Не успел я еще наладить спиннинг, когда на стрежне слева плеснула крупная рыба. Минута -- и приятный звук катушки прорезал тишину. Первый бросок был неудачен, леска захлестнулась, и блесна, описав в воздухе круг, упала близко от скалы. А в это время там, куда я намеревался бросить, снова всплеск, второй, и таймень, видимо, поймав добычу, завозился, колыхая плавниками воду.
"Какая досада!" -- подумал я, перебегая с края водоема и забрасывая блесну далеко ниже слива. Шнур, наматываясь на катушку, плавно потянул "байкал". Вдруг рывок! Я мгновенно дал тормоз и подсек, но катушка, не повинуясь мне, стала медленно разматываться, а шнур под напором какой-то тяжести потянулся влево к стрежню. Снова рывок, уже более решительный, и я увидел, как большая рыба наполовину выбросилась из воды, мотнула головой и пошла ко дну. Это было самое страшное. Дно водоема загромождено крупными обломками пород и опасно для лески. Даю полный тормоз, но -- увы! -- рыба проявляет страшное упорство. У меня не хватало сил сдерживать нависшую на блесну тяжесть. Рывки усиливались, и, наконец, словно взнузданный конь, рыба метнулась в глубину. От максимальной нагрузки шнур запел струною. Казалось, вот-вот лопнет дугою согнутое удилище. Напрасны были мои усилия не допустить тайменя до подводных камней. Еще несколько секунд -- и шнур тупо скользнул по грани чего-то твердого. Последний сильный рывок -- леска освободилась.
А в это время близко от меня выскочил свечой все тот же таймень. Он перевернулся в воздухе и громко шлепнулся спиной в воду.
Я стоял, словно окаченный холодной струей, не в состоянии разобраться в случившемся. Ведь буквально в две минуты таймень расправился с моей снастью. Как оказалось, рыба ушла с оборванной блесной.

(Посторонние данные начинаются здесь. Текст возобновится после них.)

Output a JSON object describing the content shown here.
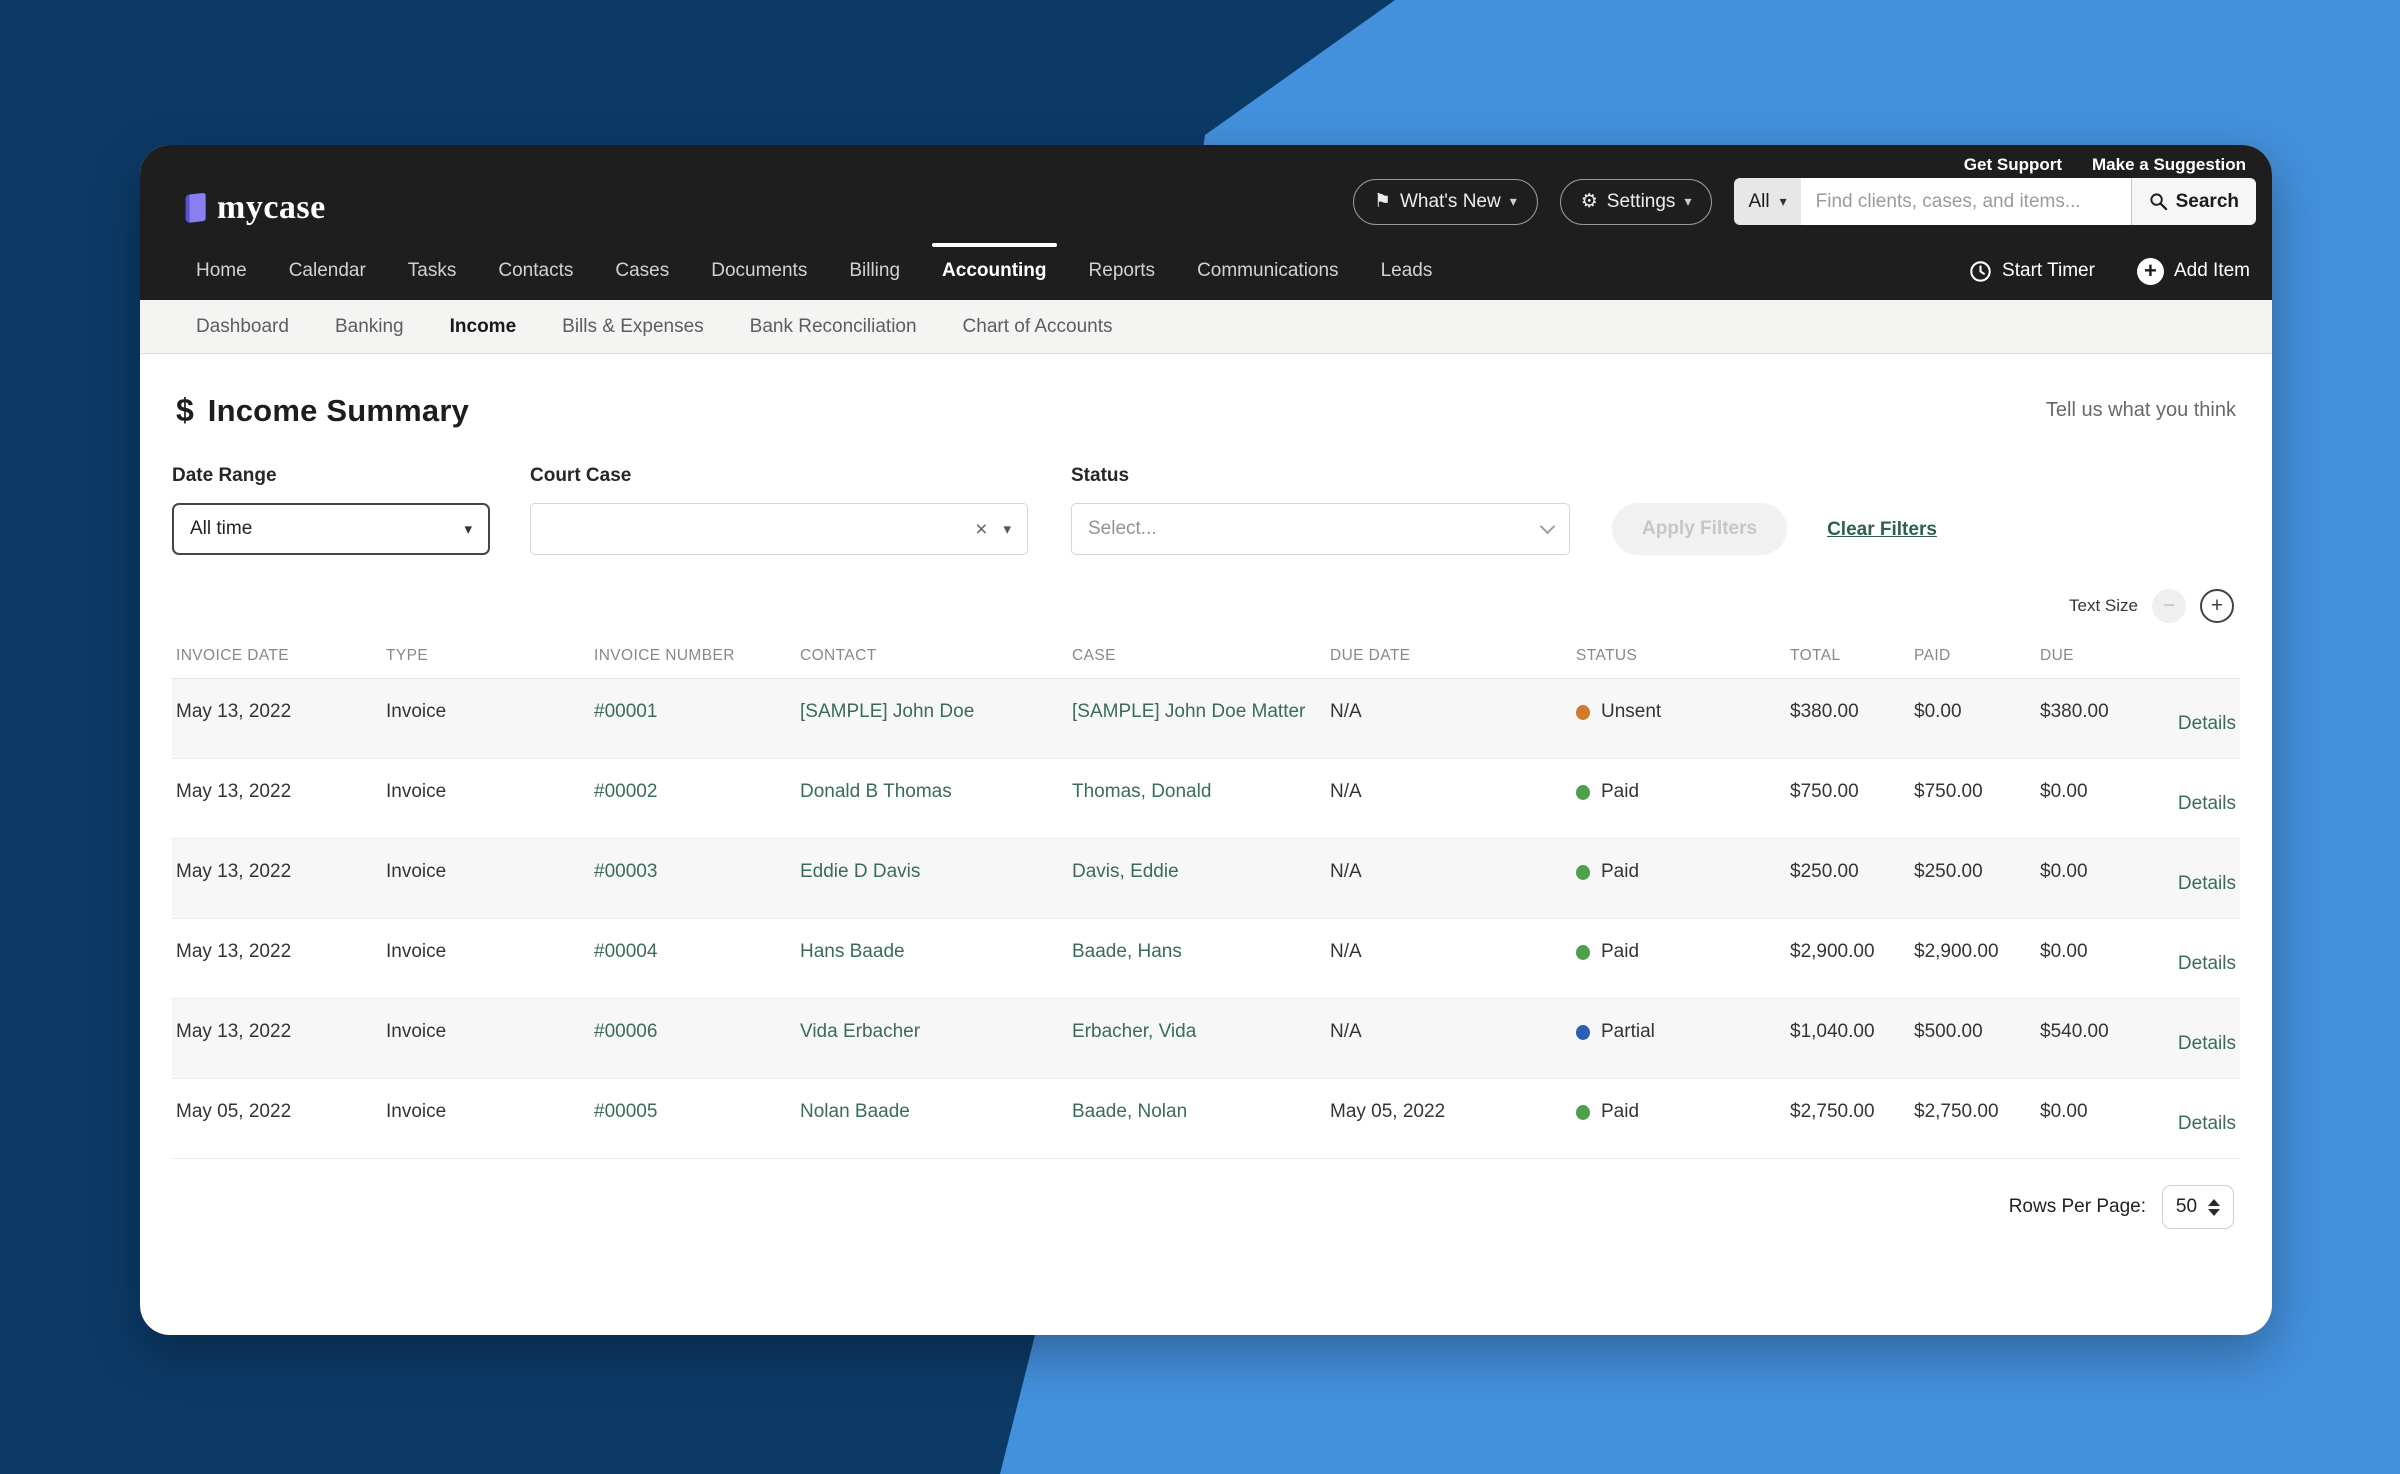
{
  "colors": {
    "bg_dark": "#0C3A67",
    "bg_light": "#4390DC",
    "header_dark": "#1E1E1E",
    "link_green": "#3A6B5C",
    "logo_purple": "#8A7FF2"
  },
  "topbar": {
    "links": [
      "Get Support",
      "Make a Suggestion"
    ]
  },
  "header": {
    "logo_text": "mycase",
    "whats_new_label": "What's New",
    "settings_label": "Settings",
    "search": {
      "scope": "All",
      "placeholder": "Find clients, cases, and items...",
      "button_label": "Search"
    }
  },
  "nav": {
    "items": [
      {
        "label": "Home",
        "active": false
      },
      {
        "label": "Calendar",
        "active": false
      },
      {
        "label": "Tasks",
        "active": false
      },
      {
        "label": "Contacts",
        "active": false
      },
      {
        "label": "Cases",
        "active": false
      },
      {
        "label": "Documents",
        "active": false
      },
      {
        "label": "Billing",
        "active": false
      },
      {
        "label": "Accounting",
        "active": true
      },
      {
        "label": "Reports",
        "active": false
      },
      {
        "label": "Communications",
        "active": false
      },
      {
        "label": "Leads",
        "active": false
      }
    ],
    "start_timer_label": "Start Timer",
    "add_item_label": "Add Item"
  },
  "subnav": {
    "items": [
      {
        "label": "Dashboard",
        "active": false
      },
      {
        "label": "Banking",
        "active": false
      },
      {
        "label": "Income",
        "active": true
      },
      {
        "label": "Bills & Expenses",
        "active": false
      },
      {
        "label": "Bank Reconciliation",
        "active": false
      },
      {
        "label": "Chart of Accounts",
        "active": false
      }
    ]
  },
  "page": {
    "title": "Income Summary",
    "title_icon": "$",
    "feedback_link": "Tell us what you think"
  },
  "filters": {
    "date_range": {
      "label": "Date Range",
      "value": "All time"
    },
    "court_case": {
      "label": "Court Case",
      "value": ""
    },
    "status": {
      "label": "Status",
      "placeholder": "Select..."
    },
    "apply_label": "Apply Filters",
    "clear_label": "Clear Filters"
  },
  "text_size": {
    "label": "Text Size",
    "minus": "−",
    "plus": "+"
  },
  "table": {
    "columns": [
      "INVOICE DATE",
      "TYPE",
      "INVOICE NUMBER",
      "CONTACT",
      "CASE",
      "DUE DATE",
      "STATUS",
      "TOTAL",
      "PAID",
      "DUE"
    ],
    "details_label": "Details",
    "status_colors": {
      "Unsent": "#D07C2E",
      "Paid": "#4CA14A",
      "Partial": "#2D5EB5"
    },
    "rows": [
      {
        "invoice_date": "May 13, 2022",
        "type": "Invoice",
        "invoice_number": "#00001",
        "contact": "[SAMPLE] John Doe",
        "case": "[SAMPLE] John Doe Matter",
        "due_date": "N/A",
        "status": "Unsent",
        "total": "$380.00",
        "paid": "$0.00",
        "due": "$380.00"
      },
      {
        "invoice_date": "May 13, 2022",
        "type": "Invoice",
        "invoice_number": "#00002",
        "contact": "Donald B Thomas",
        "case": "Thomas, Donald",
        "due_date": "N/A",
        "status": "Paid",
        "total": "$750.00",
        "paid": "$750.00",
        "due": "$0.00"
      },
      {
        "invoice_date": "May 13, 2022",
        "type": "Invoice",
        "invoice_number": "#00003",
        "contact": "Eddie D Davis",
        "case": "Davis, Eddie",
        "due_date": "N/A",
        "status": "Paid",
        "total": "$250.00",
        "paid": "$250.00",
        "due": "$0.00"
      },
      {
        "invoice_date": "May 13, 2022",
        "type": "Invoice",
        "invoice_number": "#00004",
        "contact": "Hans Baade",
        "case": "Baade, Hans",
        "due_date": "N/A",
        "status": "Paid",
        "total": "$2,900.00",
        "paid": "$2,900.00",
        "due": "$0.00"
      },
      {
        "invoice_date": "May 13, 2022",
        "type": "Invoice",
        "invoice_number": "#00006",
        "contact": "Vida Erbacher",
        "case": "Erbacher, Vida",
        "due_date": "N/A",
        "status": "Partial",
        "total": "$1,040.00",
        "paid": "$500.00",
        "due": "$540.00"
      },
      {
        "invoice_date": "May 05, 2022",
        "type": "Invoice",
        "invoice_number": "#00005",
        "contact": "Nolan Baade",
        "case": "Baade, Nolan",
        "due_date": "May 05, 2022",
        "status": "Paid",
        "total": "$2,750.00",
        "paid": "$2,750.00",
        "due": "$0.00"
      }
    ]
  },
  "pagination": {
    "label": "Rows Per Page:",
    "value": "50"
  }
}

Куда только я не забрасывал вторую металлическую приманку, вооруженную острыми крючками! Она бессчетное количество раз пересекала водоемы, бороздила сливы, словно волчок, вертелась по стрежне. Сквозь мутноватую воду я видел, как играла она, колыхаясь в водоеме Но все безрезультатно. Казалось, таймени и ленки покинули водоем или объявили голодовку. А в душе все больше росла досада и на себя, и на сорвавшегося тайменя, и на солнце, что так быстро поднималось в небо.
Я сменил "байкал" на. "ложку" с красным бочком, побросал ее немножко и, уже без надежды на успех, поднялся к воротам порога.
С вершины правобережной скалы, куда я зашел, был хорошо виден весь порог. От шума, что непрерывной волной вырывается снизу, ничего не слышно. Меня обдает холодной сыростью и брызгами рассвирепевших волн. У входа поток силится раздвинуть нависшие плечи скал. Кренится влево и, захлебнувшись собственной волною, устремляется вниз в горло узких ворот. Там в водовороте ничего не видно. Словно в котле все пенится, кипит. Но ниже, где скалы разошлись, уставшая река как будто присмирела.
Возвращаться с пустыми руками не хотелось, но и поймать тайменя в это время дня довольно трудно: рыба после утренней кормежки отдыхает в глубине водоема. Разве только какой-нибудь шальной попадется или тот, которому на утренней охоте не повезло. "Хотя бы пару ленков принести к завтраку!" -думал я, спускаясь к омуту.